Même distinction pour les dépenses :

  • l’eau, l’électricité, le chauffage et l’entretien courant liés à l’usage personnel restent normalement à la charge de l’occupant ;
  • la taxe foncière, l’assurance du propriétaire et certaines dépenses nécessaires à la conservation relèvent des comptes de l’indivision, proportionnellement aux droits de chacun ;
  • des travaux d’amélioration peuvent ouvrir une créance spécifique, appréciée selon la dépense ou la valeur ajoutée au bien, mais ils n’effacent pas d’eux-mêmes l’indemnité d’occupation.

Il est plus sûr de tenir deux colonnes séparées : d’un côté l’indemnité d’occupation, de l’autre les dépenses avancées pour le bien. Le notaire pourra alors établir un compte complet sans compensation approximative. Notre dossier sur les frais de partage d’une indivision permet d’anticiper les autres sommes susceptibles de s’ajouter lors de la sortie.

Comment réclamer ou contester le montant ?

Commencez par réunir le titre de propriété, les quotes-parts, les décisions de justice éventuelles, les échanges sur l’accès au logement, les preuves de détention ou de remise des clés, les évaluations locatives et les factures. Proposez ensuite un accord écrit précisant le montant mensuel, le point de départ, la durée, l’actualisation éventuelle et le traitement des charges.

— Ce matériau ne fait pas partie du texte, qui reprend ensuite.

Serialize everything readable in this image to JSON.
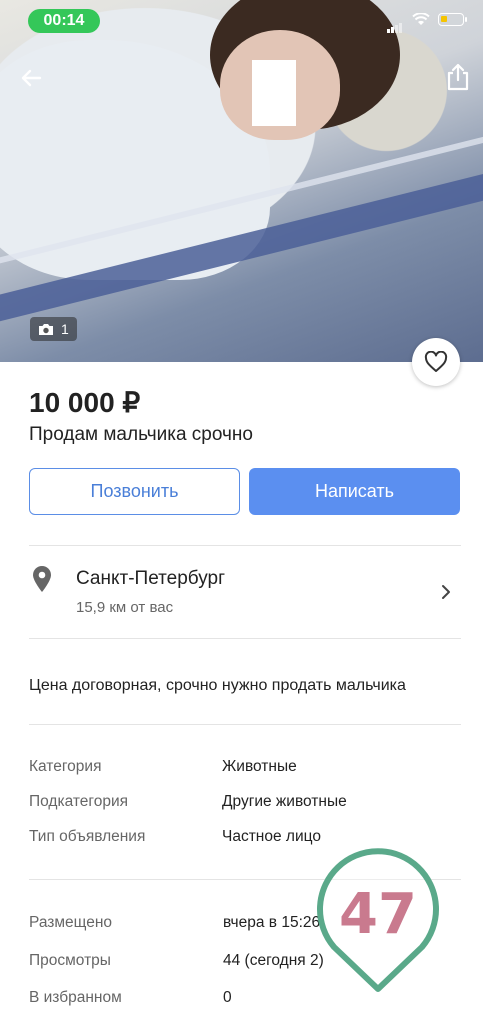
{
  "status_bar": {
    "time": "00:14"
  },
  "photo": {
    "count": "1"
  },
  "listing": {
    "price": "10 000 ₽",
    "title": "Продам мальчика срочно"
  },
  "actions": {
    "call_label": "Позвонить",
    "write_label": "Написать"
  },
  "location": {
    "city": "Санкт-Петербург",
    "distance": "15,9 км от вас"
  },
  "description": "Цена договорная, срочно нужно продать мальчика",
  "properties": [
    {
      "label": "Категория",
      "value": "Животные"
    },
    {
      "label": "Подкатегория",
      "value": "Другие животные"
    },
    {
      "label": "Тип объявления",
      "value": "Частное лицо"
    }
  ],
  "stats": [
    {
      "label": "Размещено",
      "value": "вчера в 15:26"
    },
    {
      "label": "Просмотры",
      "value": "44 (сегодня 2)"
    },
    {
      "label": "В избранном",
      "value": "0"
    }
  ],
  "watermark": {
    "text": "47",
    "color": "#c97a8e",
    "ring_color": "#5aa98a"
  },
  "colors": {
    "accent": "#5b8ff0",
    "status_green": "#34c759"
  }
}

Sans accord, le juge peut trancher le principe et le montant. L’article 815-10 du Code civil prévoit une prescription de cinq ans pour les recherches relatives aux fruits et revenus de l’indivision. Une occupation ancienne ne doit donc pas être laissée sans traitement : des mensualités peuvent devenir irrécouvrables. Une simple relance n’a pas nécessairement l’effet interruptif attendu. Faites vérifier rapidement l’acte à engager par un avocat.

Avant un partage, une succession conflictuelle ou une séparation comportant plusieurs créances, demandez au notaire un projet de compte chiffré. Si la jouissance privative, la date de départ ou la valeur locative sont contestées, faites valider la stratégie par un avocat en droit patrimonial. Quelques pièces bien classées pèsent davantage qu’un calcul présenté sans preuve.